You may have better chances of success by proving the concept is scalable beyond just guns - i.e. instruments, vehicles, tools, collectibles, etc. If you can prove the concept works in multiple markets, it may be worth investing in the tech infrastructure to build and market it.

Edited to include:

Now that I think about it, some elements of this exist already out there. Take for example Guitar Center. You can go online and browse their "used gear" inventory across all stores in the chain (which is priced however they choose to at that particular store). If you find something you like at a price you are willing to pay they will ship it to your local Guitar Center store at no cost.

A service like that which links FFLs used inventory and provides for intra-FFL shipping at rates that make participation worthwhile, merged with a customer-facing profile and subscription capability (set my likes /preferences and give me targeted marketing or push notifications for specific search results, i.e. "send me any used Ruger 10/22 listings under $250")... and all that built on a market-agnostic platform that can be rebranded for other specialities (knives, tools, cars, collectibles, etc.)... You know, there may actually be something to that.
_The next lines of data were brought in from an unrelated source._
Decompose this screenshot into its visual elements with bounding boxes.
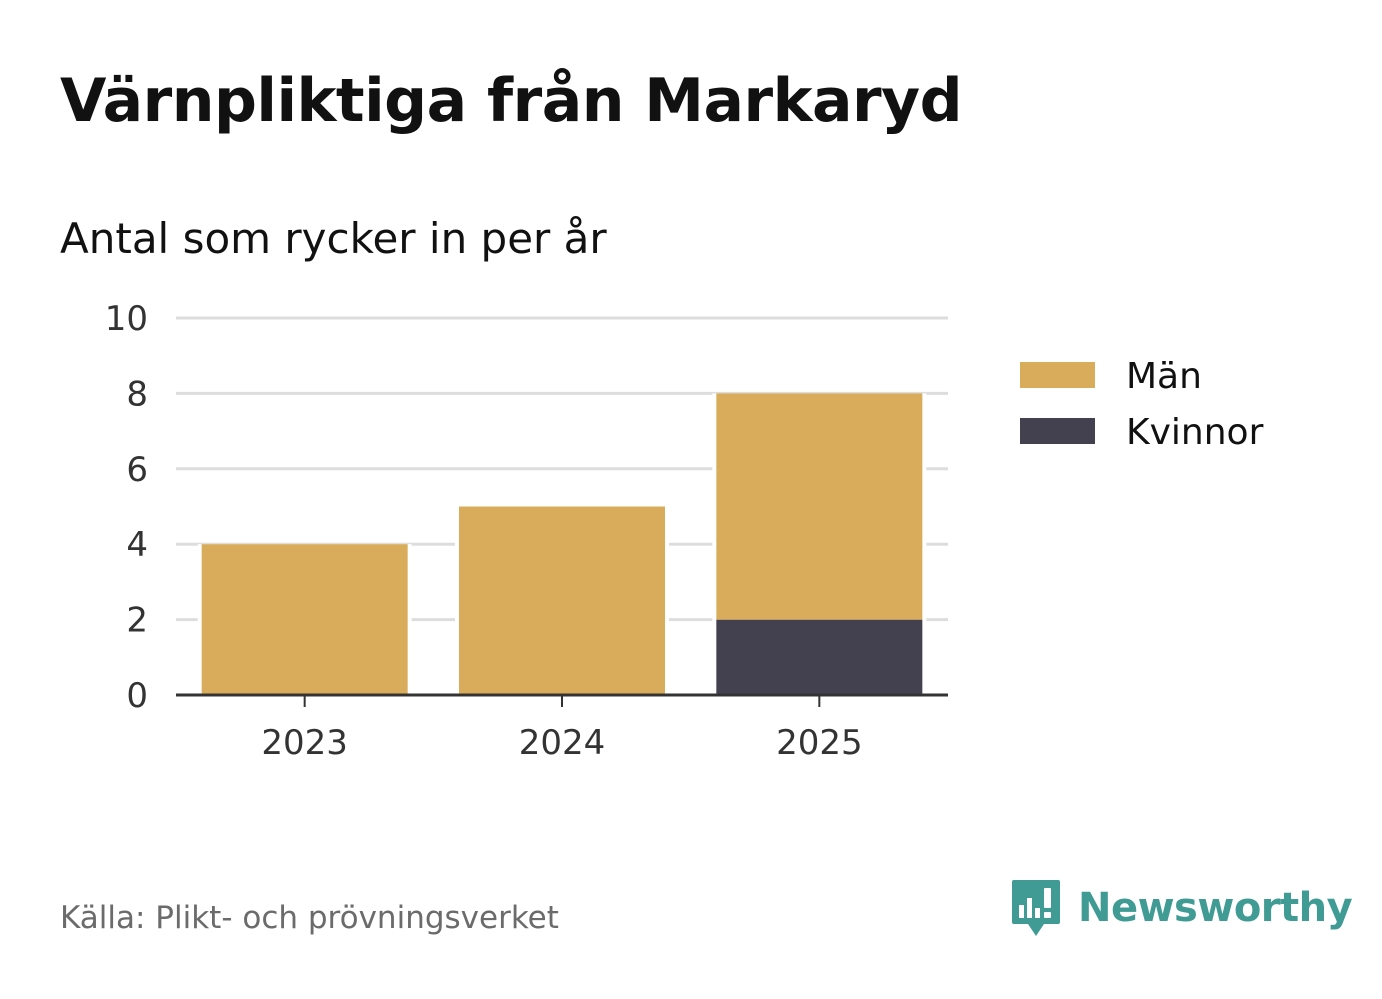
- bar-2025-kvinnor: [716, 619, 923, 695]
- chart-subtitle: Antal som rycker in per år: [60, 214, 607, 263]
- legend-swatch-män: [1020, 362, 1095, 388]
- y-tick-label: 0: [126, 676, 148, 716]
- bar-2024-män: [459, 506, 665, 695]
- bar-2025-män: [716, 393, 923, 620]
- x-tick-label-2023: 2023: [261, 723, 348, 763]
- brand-name: Newsworthy: [1078, 885, 1353, 931]
- y-tick-label: 4: [126, 525, 148, 565]
- legend: Män Kvinnor: [1020, 356, 1264, 453]
- axes: 0 2 4 6 8 10 2023 2024 2025: [105, 299, 948, 763]
- legend-swatch-kvinnor: [1020, 418, 1095, 444]
- brand-logo: Newsworthy: [1010, 878, 1353, 938]
- y-tick-label: 2: [126, 601, 148, 641]
- speech-bubble-bar-chart-icon: [1012, 880, 1060, 936]
- x-tick-label-2024: 2024: [519, 723, 606, 763]
- x-tick-label-2025: 2025: [776, 723, 863, 763]
- source-note: Källa: Plikt- och prövningsverket: [60, 900, 559, 936]
- y-tick-label: 8: [126, 374, 148, 414]
- chart-title: Värnpliktiga från Markaryd: [60, 66, 963, 136]
- stacked-bar-chart: 0 2 4 6 8 10 2023 2024 2025 Män Kvinnor: [105, 299, 1264, 763]
- legend-label-män: Män: [1126, 356, 1202, 397]
- bar-2023-män: [201, 544, 408, 695]
- y-tick-label: 6: [126, 450, 148, 490]
- bars: [197, 393, 927, 695]
- legend-label-kvinnor: Kvinnor: [1126, 412, 1264, 453]
- y-tick-label: 10: [105, 299, 148, 339]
It's a stretch and would definitely take some serious effort to make into a viable service, but I could see something like that getting investment capital.
Better yet, it should be online, and independent of the FFLs. You'd have way more reach and it won't have to meet the requirements that gun stores will inherently have. You could call it Broker Guns or something like that.
 
I am going to take @Knobgoblin advice and focus on selling the inventory on hand. I will let the boss figure out, on his own, how to resupply the inventory. If the racks and cases get bare enough, he may decide to get more aggressive with offers when sellers come in with firearms.